Samanta acrescenta outros dois fatores ao “represamento” do consumo: a crise econômica e a migração de clientes para fontes alternativas. “Na indústria e no comércio o principal impacto é o da crise econômica do País. Tem muita empresa decretando falência e comércio fechando as portas. Já nos condomínios, vimos uma migração para poços artesianos perfurados sem outorga, que não sofrem fiscalização. Muitos prédios estão misturando essa água que não tem controle de qualidade com a da Sabesp, o que nos preocupa muito.”

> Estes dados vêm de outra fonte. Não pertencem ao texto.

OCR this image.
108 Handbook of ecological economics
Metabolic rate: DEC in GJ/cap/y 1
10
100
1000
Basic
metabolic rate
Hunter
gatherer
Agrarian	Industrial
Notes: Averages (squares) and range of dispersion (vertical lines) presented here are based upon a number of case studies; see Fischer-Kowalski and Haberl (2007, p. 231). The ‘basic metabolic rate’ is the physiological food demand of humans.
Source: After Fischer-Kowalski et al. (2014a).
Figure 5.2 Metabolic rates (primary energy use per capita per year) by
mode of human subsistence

Ainda não é de hora de relaxar, afirma ambientalista
O fim do bônus para economia de água e da multa para quem gastasse em excesso, além das mensagens do governo do Estado de que a crise hídrica acabou, são considerados por ambientalistas que vêm acompanhando o problema os principais motivos para o crescimento do consumo.
“Como dizem por aí, a primeira coisa que a chuva leva é a memória da seca. E se o governador diz que estamos bem até 2018, que não temos mais problema nenhum, que pode voltar à vida normal, claro que as pessoas relaxam, mas precisamos continuar atentos. E já vemos que as pessoas voltaram a lavar a rua. Acabaram desmobilizando quem tinha se mobilizado por uma coisa boa”, diz Maria Cecília Wey de Brito, da Aliança pela Água.
Ela compara com a Austrália, que sofreu anos de seca e mesmo depois que a situação foi estabilizada, manteve incentivos para redução do consumo. “Eles fizeram mudanças estruturais para conter o gasto mesmo se as pessoas não estivessem mais sendo econômicas. Houve subsídio para a compra de chuveiros ou máquinas de lavar roupa que usem menos água. Em vez de aprender com as lições da seca, parece que estamos desaprendendo”, afirma.
Matéria publicada no jornal O Estado de S. Paulo.